The challenge with that approach gets back to, again, the limitations of the controls themselves. So, if we take, not to pick on Palo Alto Networks, but they are the market leading firewall provider, right? And they have made moves to do this aggregation of third-party threat Intel. It doesn’t get over the fact that you can only put a small number of third-party indicators into a Palo Alto Networks firewall. So, whether that’s being done by MineMeld, or whether it’s done being a SOAR, there’s just a significant limitation.
When it comes down to it, the two biggest issues are theses bias towards proprietary detection, which takes away incentive to open up. And then again, the architectures of those solutions are full, they’re geared to doing what they’re doing.

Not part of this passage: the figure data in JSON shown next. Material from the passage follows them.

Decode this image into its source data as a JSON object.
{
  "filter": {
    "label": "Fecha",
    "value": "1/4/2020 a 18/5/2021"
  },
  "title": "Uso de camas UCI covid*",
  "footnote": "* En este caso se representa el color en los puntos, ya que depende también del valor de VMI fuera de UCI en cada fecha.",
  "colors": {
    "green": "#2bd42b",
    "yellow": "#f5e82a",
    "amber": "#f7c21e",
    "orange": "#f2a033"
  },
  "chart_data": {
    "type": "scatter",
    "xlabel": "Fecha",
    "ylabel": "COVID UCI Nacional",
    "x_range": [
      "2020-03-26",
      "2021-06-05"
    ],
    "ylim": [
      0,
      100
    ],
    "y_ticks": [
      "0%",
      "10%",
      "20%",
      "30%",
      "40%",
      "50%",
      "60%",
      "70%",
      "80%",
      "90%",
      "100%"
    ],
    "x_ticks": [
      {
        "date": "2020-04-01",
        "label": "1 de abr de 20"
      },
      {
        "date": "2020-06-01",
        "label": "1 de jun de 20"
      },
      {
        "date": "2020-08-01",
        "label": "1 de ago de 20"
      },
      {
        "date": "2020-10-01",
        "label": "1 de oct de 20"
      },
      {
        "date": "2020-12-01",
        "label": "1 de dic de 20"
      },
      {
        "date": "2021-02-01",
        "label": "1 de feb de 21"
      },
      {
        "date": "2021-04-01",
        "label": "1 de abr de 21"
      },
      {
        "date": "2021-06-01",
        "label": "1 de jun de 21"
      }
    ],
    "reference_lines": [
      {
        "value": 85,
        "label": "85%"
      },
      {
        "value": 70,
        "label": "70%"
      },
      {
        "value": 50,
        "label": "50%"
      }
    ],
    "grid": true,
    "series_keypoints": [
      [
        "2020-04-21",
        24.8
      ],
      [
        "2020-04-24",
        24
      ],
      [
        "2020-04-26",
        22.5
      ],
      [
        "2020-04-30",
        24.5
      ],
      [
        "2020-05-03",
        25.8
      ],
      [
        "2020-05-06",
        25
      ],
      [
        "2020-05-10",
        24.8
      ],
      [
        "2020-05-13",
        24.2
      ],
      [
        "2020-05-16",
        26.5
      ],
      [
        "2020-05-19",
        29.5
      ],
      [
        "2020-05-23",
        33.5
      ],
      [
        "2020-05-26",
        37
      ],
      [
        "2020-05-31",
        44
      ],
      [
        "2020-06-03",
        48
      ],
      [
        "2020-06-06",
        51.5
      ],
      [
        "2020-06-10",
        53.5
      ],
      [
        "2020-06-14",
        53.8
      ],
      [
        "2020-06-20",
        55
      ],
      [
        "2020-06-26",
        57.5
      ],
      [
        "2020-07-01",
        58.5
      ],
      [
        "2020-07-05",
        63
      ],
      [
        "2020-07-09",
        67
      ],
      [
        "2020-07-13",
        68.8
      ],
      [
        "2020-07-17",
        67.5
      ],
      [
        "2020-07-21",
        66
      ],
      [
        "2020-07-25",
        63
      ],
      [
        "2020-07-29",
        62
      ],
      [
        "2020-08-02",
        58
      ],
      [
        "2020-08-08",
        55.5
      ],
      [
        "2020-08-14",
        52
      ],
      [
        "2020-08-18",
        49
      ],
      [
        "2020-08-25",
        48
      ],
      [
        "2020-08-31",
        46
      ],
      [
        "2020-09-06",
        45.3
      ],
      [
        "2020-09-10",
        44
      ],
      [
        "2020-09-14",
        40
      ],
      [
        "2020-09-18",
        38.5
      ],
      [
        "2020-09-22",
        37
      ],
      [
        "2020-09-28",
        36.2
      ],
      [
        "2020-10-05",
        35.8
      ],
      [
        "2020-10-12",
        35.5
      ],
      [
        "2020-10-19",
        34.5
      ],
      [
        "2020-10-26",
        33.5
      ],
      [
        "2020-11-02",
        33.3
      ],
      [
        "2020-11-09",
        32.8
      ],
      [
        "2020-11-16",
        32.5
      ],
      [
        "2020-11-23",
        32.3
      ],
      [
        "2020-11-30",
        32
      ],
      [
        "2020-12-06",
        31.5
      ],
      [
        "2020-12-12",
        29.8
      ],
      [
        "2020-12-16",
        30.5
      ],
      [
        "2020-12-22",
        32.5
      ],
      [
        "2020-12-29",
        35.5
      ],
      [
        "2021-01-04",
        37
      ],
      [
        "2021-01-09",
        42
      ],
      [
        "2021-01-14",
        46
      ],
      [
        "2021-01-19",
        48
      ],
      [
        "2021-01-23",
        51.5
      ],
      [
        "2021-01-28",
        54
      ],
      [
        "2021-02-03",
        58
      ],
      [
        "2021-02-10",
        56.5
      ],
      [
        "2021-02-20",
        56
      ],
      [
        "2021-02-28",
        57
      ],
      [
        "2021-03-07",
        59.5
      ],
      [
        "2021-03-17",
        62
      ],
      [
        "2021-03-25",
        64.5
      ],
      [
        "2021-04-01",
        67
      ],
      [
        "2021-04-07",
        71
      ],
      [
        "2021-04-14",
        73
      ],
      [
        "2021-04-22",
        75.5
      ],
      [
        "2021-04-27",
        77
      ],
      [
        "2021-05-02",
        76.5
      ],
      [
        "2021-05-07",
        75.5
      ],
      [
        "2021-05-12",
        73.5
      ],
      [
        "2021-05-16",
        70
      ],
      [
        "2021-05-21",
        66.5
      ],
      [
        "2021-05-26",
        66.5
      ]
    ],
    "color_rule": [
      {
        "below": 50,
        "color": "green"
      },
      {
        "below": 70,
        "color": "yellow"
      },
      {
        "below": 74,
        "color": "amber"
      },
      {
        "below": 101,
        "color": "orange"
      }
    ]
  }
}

You mentioned Bandura Cyber being integrated into some of those other products and solutions. Tell us what is Bandura Cyber’s role in the open threat intelligence movement today?
Being open is at the core of everything we do, right? So, we offer what we call the Threat Intelligence Protection Platform. There we aggregate threat intel from multiple sources. We’re partnering with many commercial threat intelligence providers. We’re pulling in open source; we’re pulling in government industry through ISEC, ISAO integrations.
For us, we don’t produce our own threat intelligence today, we’re not dependent on that. We’re partnering, we want customers to be able to use the threat intelligence they want. And so we’re taking a proactive step to aggregate and to deliver threat intel out of the box from leading providers and all those sources. But then we’re also integrating threat intelligence from any source. If you’re a sophisticated customer, and we do see large enterprises spending millions and millions of dollars on threat intelligence feeds from all these sources, and then a lot of those will look at a solution like ThreatQuotient, to aggregate those, the threat intelligence platform.
We’re doing integrations like that. We’re partner with ThreatQuotient, we’re partner with Anomali, we’re partner with Recorded Future, ThreatConnect, SOAR, SIEM systems are going to be important integrations. And then the critical piece is acting on threat intelligence.
We aggregate, we integrate, but then we’re taking that action piece and that’s where I think it becomes very interesting for us. And you can think of us really as an open threat intelligence enforcement platform. So again, we’re going to be able to take action on threat intelligence from any source. We’re not biased to our own threat intelligence and we want to be open and flexible, but it doesn’t mean over time we’re not going to also have some of our own threat intelligence, but it’s not going to take us away from the heart of what we’re about, which is open and flexible threat intelligence. Let the customer use what they want, because cyber is dynamic and great sources of threat intelligence today are going to be very different than what they are tomorrow, and five years from now, and 10 years from now.